To reach global net-zero emissions by 2050, the world will need to make tremendous investments to decarbonize the economy. A 2020 report by the Institute for Sustainable Futures (Teske et al) finds that in order to meet the Paris Agreement’ target:
"The estimated investments in new power- and heat-generation capacities and in bio- and synthetic fuel production are calculated to be US$60 trillion between 2021 and 2050 under the 1.5°C pathway—an average of US$2 trillion annually or around 1.5% of global GDP. This does not include investments in new energy infrastructure."
For context, an investment of $2 trillion per annum is about the size of the global annual military expenditure ($1.9 trillion in 2019).
The institute's report further states that:
"[…] 18% of those investments must go to solar photovoltaic and 28% to wind power (onshore and offshore). Between 2021 and 2025, approximately 2,500 GW solar photovoltaic, 1,000 GW onshore wind, and 150 GW offshore wind power plants must be installed globally. Compared with the market volumes in 2019, [installation of] solar photovoltaic must increase from 115 GW per year (GW/a) to 500 GW/a; onshore wind from 54 GW/a to 200 GW/a; and offshore wind from 6 GW/a to 30 GW/a."
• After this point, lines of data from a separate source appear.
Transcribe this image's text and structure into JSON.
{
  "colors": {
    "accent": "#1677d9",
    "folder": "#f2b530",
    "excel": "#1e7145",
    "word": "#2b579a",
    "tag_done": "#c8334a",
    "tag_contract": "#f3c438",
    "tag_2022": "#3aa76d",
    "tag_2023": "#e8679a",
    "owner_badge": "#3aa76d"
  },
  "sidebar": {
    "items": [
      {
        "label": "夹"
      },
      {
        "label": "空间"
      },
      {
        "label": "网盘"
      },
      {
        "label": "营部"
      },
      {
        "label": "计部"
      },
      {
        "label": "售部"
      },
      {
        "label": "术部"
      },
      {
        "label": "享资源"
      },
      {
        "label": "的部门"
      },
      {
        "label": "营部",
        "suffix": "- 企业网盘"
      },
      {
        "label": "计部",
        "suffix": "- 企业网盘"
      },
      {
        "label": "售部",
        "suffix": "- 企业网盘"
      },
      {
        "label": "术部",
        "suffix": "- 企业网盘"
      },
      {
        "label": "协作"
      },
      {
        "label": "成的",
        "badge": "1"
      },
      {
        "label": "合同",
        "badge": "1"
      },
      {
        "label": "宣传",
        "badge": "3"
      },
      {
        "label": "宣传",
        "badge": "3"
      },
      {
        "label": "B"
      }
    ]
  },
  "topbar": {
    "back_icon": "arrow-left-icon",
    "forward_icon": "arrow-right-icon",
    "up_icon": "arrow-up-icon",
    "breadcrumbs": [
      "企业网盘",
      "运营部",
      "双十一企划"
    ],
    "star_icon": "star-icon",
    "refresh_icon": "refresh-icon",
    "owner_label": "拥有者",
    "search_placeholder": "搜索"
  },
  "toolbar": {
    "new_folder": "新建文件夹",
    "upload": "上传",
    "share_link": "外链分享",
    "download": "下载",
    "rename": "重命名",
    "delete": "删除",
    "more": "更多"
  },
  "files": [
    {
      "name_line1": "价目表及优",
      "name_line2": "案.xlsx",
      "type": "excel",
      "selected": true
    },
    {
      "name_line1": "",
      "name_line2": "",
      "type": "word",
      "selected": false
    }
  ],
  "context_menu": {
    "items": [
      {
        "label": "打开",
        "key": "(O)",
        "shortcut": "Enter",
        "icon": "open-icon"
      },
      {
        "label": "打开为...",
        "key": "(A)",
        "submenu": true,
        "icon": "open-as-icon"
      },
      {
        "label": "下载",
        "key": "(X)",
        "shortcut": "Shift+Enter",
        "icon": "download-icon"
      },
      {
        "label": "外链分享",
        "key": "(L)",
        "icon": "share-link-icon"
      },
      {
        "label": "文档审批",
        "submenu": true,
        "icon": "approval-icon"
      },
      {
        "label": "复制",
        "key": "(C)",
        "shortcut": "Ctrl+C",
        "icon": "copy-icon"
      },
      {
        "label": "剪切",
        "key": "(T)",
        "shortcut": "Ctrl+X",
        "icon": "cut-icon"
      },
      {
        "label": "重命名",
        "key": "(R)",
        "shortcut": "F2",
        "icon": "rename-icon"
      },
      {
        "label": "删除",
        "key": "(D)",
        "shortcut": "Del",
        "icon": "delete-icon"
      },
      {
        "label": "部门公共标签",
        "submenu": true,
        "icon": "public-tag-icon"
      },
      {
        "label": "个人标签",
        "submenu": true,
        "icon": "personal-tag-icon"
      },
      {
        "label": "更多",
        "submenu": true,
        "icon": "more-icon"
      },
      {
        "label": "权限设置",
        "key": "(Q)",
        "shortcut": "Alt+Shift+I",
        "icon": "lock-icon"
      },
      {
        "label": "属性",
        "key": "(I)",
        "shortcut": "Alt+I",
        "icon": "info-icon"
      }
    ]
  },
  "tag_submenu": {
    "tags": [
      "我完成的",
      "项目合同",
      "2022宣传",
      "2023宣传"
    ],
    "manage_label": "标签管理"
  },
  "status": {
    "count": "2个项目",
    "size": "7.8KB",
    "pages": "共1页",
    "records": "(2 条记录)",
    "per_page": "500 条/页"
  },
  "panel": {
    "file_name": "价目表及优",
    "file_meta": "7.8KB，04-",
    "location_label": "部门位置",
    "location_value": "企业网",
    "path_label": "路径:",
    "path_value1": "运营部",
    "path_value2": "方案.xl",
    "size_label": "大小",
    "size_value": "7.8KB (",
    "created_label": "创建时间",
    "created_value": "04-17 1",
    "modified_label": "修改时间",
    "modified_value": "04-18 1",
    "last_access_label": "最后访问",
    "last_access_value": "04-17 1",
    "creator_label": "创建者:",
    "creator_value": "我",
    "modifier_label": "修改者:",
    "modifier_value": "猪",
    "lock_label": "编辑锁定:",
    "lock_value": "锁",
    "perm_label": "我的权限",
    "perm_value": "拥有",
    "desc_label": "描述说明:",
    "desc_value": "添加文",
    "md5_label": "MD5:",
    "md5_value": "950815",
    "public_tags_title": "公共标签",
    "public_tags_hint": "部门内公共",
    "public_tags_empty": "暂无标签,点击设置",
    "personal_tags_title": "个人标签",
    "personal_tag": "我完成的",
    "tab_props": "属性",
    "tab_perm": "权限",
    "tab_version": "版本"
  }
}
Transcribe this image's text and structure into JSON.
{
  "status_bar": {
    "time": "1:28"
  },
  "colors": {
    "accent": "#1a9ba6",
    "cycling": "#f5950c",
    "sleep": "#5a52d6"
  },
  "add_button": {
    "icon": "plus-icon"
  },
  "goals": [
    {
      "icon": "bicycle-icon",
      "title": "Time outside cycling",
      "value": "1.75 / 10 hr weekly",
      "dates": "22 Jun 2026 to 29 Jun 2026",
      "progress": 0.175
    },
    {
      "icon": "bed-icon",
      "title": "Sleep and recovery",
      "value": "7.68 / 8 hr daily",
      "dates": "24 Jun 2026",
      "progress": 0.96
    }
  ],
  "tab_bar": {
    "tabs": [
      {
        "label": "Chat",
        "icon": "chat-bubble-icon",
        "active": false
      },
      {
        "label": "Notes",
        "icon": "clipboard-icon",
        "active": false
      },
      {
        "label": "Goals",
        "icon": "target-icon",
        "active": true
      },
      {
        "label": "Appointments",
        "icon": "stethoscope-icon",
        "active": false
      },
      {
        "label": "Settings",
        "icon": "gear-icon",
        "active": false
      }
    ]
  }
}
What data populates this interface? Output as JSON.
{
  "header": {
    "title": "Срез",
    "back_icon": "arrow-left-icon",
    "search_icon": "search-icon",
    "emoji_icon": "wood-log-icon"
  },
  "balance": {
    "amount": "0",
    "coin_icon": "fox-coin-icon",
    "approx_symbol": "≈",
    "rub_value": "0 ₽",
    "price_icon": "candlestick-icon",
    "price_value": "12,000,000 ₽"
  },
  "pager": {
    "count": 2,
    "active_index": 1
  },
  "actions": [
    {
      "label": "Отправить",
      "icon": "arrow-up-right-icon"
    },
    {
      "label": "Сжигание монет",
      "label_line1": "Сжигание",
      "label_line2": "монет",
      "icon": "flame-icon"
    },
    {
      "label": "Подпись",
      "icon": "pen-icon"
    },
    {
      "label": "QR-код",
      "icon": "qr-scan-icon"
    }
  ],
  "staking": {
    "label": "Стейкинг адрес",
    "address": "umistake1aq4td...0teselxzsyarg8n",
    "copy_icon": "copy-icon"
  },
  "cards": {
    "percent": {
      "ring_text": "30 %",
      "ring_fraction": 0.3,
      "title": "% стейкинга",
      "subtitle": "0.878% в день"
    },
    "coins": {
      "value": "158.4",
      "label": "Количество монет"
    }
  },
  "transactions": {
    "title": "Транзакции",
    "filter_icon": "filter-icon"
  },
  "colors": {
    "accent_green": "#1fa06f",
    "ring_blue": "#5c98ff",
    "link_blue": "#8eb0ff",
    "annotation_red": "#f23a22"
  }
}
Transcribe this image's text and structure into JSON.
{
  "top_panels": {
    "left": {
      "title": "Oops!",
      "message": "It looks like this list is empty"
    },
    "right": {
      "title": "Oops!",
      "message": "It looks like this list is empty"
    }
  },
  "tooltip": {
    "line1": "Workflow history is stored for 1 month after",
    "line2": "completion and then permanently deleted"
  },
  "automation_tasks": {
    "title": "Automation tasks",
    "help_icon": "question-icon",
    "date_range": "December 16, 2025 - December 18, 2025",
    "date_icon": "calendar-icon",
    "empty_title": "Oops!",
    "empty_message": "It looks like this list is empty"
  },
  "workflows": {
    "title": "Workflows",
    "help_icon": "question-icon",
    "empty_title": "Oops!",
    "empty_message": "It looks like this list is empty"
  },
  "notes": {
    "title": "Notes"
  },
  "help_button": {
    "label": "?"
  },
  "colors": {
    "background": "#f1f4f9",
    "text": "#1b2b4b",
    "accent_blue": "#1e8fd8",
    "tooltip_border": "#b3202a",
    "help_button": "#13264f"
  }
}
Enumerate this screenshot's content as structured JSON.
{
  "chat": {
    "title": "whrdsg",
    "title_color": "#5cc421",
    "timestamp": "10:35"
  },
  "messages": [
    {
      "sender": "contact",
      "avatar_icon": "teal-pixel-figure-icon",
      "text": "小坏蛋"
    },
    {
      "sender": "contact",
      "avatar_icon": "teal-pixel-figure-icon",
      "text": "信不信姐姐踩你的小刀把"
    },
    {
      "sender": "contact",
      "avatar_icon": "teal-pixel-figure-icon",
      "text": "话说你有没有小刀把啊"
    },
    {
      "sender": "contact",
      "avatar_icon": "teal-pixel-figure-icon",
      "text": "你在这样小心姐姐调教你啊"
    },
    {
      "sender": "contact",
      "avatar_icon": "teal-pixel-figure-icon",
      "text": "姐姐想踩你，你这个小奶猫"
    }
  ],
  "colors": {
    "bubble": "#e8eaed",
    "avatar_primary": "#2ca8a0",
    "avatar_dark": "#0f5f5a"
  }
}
The report from the Institute for Sustainable Futures was commissioned by the ‘UN-convened net-zero asset owner alliance’, an international group of over 60 institutional investors with more than $10 trillion in assets under management who have committed to transition their investment portfolios to net zero greenhouse gas emissions by 2050.
Given the realities of public and private sector budgeting processes, industrial production scale-ups, and large-scale project delivery, nothing short of a “wartime effort” might provide some, but by no means all, of the required funds, production capacity increases, and accelerated project deliveries that this report calls for during the 2021-25 period. One cannot simply deliver 5x more offshore wind farms per annum overnight.
The case for urgent climate action is clear, but the action program needs to be well-reasoned and achievable, combining short-term high impact actions with long-term structural changes.
It can be hoped that the 26th UN Climate Change Conference of Parties (COP26) in Glasgow in November 2021 will address the need for an urgent and practical approach.